When using peft to fine-tune a pretrained model e.g., DistilBert
, you need to specify the target_modules
. In case of DistilBert, typically, the attention weights are targeted. Example:
lora_config = LoraConfig(
r=8, # Rank Number
lora_alpha=32, # Alpha (Scaling Factor)
lora_dropout=0.05, # Dropout Prob for Lora
target_modules=["q_lin", "k_lin","v_lin"], # Which layer to apply LoRA, usually only apply on MultiHead Attention Layer
bias='none',
task_type=TaskType.SEQ_CLS # Seqence to Classification Task
)
my question, when finetuning a pretrained model on a downstream task, you initialize a new layer (like classification layer) which is not pre-trained and have random weights, does peft also freeze this layer or does it optimize it?
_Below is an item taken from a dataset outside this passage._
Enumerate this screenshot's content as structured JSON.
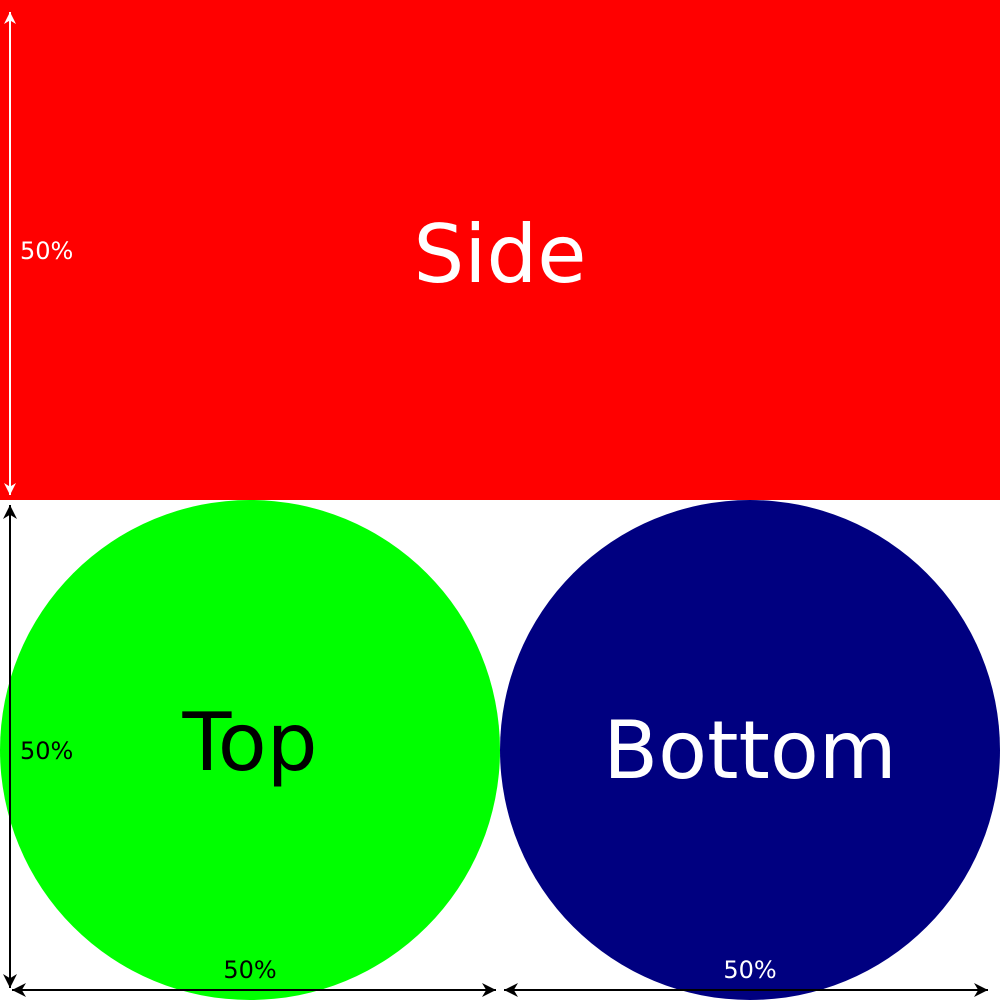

When a new task-specific layer, like a classification head, is added to the pretrained model, it is not frozen by default. This layer typically starts with random weights and is trained/optimized along with the LoRA parameters. So basically PEFT focuses on freezing the backbone of the model and it doesn't include any added layers.
You can easily verify the parameters in your model like this:
for name, param in model.named_parameters():
print(name, param.requires_grad)
The classification head will have requires_grad=True